I guess I should respond, since I'm the guy (or at least one of the guys) who touched on it in Mike's thread.
I'm not an extremist, so I generally don't care for ideas taken to the extreme.
But in this case, as a matter of fact, I don't like your idea -- "easier is more fun" -- even if it's NOT taken to its extreme. I don't agree with it at all!
I like Hard! Demanding tee shots, demanding approaches, fast-running turf, bunkers in the line of play, tough bunker shots, contoured greens maintained as quick as they can be maintained. I don't mind water at all. And you'll find at least a dozen posts where I've advocated a Competition Ball -- and said that I'd be happy to play it.
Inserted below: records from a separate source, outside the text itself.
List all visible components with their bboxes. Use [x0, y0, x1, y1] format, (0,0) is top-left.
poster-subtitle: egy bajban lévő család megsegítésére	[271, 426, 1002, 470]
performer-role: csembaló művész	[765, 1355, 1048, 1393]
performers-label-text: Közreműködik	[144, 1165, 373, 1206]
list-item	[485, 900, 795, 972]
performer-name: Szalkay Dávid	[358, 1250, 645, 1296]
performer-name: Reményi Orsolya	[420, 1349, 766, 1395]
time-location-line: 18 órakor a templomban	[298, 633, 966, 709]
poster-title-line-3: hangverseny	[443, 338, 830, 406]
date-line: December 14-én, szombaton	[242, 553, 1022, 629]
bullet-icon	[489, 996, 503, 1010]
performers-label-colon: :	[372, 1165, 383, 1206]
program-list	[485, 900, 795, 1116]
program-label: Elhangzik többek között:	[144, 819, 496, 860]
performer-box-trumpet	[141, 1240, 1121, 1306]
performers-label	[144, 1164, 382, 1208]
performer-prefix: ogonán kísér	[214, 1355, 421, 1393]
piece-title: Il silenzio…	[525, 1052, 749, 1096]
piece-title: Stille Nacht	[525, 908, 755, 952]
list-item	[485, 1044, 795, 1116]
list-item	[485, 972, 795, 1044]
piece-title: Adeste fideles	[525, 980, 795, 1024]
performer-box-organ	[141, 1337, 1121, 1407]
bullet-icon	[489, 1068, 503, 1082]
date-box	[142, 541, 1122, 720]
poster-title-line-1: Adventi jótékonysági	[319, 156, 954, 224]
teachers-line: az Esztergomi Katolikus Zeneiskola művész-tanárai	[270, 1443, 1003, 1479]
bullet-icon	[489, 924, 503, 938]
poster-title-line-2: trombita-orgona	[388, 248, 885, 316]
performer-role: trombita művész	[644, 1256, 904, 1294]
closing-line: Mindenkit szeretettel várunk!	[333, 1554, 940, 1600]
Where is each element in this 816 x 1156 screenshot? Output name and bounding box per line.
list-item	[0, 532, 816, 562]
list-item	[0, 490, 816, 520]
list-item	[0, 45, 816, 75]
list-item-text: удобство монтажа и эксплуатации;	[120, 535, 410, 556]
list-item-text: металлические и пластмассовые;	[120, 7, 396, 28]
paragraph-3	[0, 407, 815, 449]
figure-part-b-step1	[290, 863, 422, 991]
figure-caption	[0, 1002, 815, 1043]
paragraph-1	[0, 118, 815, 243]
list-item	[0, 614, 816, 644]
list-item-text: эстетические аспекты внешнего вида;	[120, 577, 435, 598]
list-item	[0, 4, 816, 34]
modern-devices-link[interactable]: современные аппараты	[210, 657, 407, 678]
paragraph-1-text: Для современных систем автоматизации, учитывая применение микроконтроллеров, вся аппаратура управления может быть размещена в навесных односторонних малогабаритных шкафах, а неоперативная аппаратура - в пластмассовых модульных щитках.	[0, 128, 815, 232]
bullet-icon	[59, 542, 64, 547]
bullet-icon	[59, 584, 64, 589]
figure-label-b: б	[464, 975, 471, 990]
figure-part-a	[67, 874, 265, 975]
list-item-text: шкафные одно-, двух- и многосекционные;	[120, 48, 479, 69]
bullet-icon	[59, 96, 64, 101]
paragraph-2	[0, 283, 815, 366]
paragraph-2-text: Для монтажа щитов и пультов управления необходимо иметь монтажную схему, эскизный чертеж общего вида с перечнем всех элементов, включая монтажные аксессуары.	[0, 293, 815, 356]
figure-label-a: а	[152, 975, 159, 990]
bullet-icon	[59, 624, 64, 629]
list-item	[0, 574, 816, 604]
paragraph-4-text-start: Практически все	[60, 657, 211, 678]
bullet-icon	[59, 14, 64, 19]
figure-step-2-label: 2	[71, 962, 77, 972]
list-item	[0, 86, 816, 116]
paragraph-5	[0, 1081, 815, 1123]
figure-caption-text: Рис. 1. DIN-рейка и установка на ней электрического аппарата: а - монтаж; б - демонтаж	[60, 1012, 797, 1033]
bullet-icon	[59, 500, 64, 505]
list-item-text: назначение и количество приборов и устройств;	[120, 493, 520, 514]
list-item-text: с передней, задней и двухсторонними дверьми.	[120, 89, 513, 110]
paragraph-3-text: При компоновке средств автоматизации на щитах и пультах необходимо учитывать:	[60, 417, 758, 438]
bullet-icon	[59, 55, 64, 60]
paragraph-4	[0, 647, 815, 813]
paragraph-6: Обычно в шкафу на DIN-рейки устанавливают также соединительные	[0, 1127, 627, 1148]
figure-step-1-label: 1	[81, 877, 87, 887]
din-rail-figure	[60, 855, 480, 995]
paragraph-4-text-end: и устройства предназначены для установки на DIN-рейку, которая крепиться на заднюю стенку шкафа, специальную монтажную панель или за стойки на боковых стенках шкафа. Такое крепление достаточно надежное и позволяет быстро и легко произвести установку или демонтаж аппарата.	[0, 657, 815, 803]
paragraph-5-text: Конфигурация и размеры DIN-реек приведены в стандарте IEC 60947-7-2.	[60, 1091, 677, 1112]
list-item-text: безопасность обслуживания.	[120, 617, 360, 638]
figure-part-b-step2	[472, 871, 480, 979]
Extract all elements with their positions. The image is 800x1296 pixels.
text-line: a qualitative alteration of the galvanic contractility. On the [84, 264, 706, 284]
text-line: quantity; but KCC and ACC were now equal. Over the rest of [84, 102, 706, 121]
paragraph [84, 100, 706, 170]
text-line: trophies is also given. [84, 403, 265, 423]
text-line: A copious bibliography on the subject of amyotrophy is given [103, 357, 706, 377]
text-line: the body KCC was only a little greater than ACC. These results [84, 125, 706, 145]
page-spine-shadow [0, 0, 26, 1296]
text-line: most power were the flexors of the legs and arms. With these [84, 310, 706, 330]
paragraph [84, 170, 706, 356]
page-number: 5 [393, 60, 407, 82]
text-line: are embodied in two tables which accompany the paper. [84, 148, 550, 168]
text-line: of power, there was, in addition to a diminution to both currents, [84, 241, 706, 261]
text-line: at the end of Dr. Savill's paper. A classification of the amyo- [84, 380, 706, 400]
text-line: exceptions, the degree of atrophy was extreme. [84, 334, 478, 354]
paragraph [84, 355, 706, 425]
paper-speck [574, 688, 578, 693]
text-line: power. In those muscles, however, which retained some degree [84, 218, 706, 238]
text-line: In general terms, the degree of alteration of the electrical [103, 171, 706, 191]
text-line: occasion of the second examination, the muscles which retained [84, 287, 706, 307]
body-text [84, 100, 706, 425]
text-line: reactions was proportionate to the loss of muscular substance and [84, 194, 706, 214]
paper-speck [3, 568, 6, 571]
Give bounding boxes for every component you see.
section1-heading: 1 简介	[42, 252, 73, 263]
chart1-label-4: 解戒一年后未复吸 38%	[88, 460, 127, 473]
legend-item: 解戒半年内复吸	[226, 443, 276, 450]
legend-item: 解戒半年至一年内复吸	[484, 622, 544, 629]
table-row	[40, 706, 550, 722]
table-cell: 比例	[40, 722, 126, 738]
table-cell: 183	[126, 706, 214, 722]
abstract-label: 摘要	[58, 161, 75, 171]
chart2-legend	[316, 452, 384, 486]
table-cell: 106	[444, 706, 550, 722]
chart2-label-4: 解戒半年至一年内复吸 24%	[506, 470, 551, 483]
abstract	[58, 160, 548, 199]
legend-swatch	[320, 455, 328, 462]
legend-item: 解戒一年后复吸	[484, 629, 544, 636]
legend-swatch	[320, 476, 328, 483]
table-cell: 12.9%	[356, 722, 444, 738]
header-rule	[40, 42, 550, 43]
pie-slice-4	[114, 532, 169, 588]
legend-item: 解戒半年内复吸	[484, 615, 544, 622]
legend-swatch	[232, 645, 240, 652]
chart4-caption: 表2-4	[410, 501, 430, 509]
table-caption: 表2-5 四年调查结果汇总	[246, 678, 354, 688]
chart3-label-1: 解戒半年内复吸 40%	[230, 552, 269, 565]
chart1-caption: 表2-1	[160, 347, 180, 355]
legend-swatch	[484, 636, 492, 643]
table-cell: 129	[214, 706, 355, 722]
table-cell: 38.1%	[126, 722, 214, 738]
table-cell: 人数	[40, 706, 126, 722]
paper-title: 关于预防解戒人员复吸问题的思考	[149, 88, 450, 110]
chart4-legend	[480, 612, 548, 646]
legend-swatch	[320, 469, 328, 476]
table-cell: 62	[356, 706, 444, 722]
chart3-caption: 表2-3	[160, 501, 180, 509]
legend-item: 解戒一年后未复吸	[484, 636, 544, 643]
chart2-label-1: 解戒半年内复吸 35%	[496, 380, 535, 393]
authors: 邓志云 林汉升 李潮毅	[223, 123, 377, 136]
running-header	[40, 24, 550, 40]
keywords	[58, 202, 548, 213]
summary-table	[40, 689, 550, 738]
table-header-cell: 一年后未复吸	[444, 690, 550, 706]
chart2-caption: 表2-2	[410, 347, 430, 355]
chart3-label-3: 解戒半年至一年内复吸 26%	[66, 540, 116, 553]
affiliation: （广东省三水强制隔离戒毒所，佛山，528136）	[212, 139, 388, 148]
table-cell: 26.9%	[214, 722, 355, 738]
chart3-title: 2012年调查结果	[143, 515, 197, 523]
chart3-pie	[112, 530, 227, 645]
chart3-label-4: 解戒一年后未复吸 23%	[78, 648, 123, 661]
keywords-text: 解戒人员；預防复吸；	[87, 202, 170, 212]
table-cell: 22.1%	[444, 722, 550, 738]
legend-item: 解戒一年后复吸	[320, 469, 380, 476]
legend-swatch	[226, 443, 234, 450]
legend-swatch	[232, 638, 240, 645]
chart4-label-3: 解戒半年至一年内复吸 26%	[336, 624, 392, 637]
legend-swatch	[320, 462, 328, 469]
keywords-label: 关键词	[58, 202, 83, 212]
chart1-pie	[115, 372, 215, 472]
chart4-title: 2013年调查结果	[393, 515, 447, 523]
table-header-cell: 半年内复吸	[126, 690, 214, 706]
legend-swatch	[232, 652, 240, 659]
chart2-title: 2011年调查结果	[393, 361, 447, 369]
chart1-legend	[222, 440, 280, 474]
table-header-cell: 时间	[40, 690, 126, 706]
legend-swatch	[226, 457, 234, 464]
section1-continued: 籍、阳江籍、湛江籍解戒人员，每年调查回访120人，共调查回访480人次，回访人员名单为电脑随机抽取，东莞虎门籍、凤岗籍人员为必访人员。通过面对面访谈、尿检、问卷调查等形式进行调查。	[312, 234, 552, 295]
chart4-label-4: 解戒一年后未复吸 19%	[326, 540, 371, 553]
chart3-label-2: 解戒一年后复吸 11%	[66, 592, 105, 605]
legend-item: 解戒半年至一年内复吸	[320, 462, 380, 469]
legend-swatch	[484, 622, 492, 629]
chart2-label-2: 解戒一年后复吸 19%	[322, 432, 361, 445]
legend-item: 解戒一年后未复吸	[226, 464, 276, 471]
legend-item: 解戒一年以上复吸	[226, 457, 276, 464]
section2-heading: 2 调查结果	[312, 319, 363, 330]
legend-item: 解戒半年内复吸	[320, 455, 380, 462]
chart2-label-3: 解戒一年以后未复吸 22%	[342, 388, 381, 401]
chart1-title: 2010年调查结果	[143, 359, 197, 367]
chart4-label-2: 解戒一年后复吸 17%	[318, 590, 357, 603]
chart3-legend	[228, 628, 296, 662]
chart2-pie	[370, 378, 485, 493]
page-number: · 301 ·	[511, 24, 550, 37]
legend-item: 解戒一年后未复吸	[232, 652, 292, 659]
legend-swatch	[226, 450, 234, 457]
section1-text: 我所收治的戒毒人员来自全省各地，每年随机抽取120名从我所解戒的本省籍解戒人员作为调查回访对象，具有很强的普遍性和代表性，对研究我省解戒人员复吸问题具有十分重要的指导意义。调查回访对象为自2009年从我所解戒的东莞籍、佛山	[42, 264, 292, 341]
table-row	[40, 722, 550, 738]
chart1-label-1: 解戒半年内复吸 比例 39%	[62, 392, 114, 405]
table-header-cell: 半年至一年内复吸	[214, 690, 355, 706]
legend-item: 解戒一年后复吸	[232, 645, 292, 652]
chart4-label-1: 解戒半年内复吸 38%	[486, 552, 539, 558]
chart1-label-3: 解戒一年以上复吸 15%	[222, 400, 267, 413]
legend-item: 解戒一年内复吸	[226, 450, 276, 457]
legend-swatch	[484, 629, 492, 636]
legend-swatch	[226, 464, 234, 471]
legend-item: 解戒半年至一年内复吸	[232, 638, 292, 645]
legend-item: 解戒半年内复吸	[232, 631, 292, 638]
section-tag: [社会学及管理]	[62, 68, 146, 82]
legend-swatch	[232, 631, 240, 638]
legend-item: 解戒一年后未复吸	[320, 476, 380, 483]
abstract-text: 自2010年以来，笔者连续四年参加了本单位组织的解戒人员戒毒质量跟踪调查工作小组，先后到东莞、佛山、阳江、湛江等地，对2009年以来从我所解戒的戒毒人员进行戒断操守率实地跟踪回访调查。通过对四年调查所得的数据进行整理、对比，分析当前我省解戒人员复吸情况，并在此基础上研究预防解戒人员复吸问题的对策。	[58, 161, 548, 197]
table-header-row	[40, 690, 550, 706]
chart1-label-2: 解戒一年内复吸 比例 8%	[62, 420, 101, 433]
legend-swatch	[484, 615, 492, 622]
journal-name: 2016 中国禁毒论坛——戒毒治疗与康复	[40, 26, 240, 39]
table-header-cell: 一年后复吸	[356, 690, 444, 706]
What I DON'T like, and don't enjoy, are two things -- and they happen to be the two things that seem the most common embodiment of Hard on most American courses: thick rough and dense fairway-side forests.
When the rough is so thick that the ball must be hacked out and laid up, I think that's no fun. And when the trees are so densely planted that all you can do when you get into them is look for some avenue to punch out, I think that's no fun.
Rick Shefchik and I played at University of Minnesota this morning and were discussing trees as we played the 10th -- a shortish par-4 with a very narrow fairway between two thick lines of trees. Rick was saying he'd take down every tree that overhangs the fairway on the right side -- and maybe EVERY tree on the right side (which is also the right side of the opposite-direction 11th). I said I wouldn't go that far -- but I would clear out enough of the trees that, if one hit one's drive into them, one would have to pay a price, but would still have realistic possibilities to work the ball around them and go for the green.
That, to me, is fun: the constant possibility of an exciting, dramatic (heroic?) shot. Thick rough and thick stands of trees negate that possibility.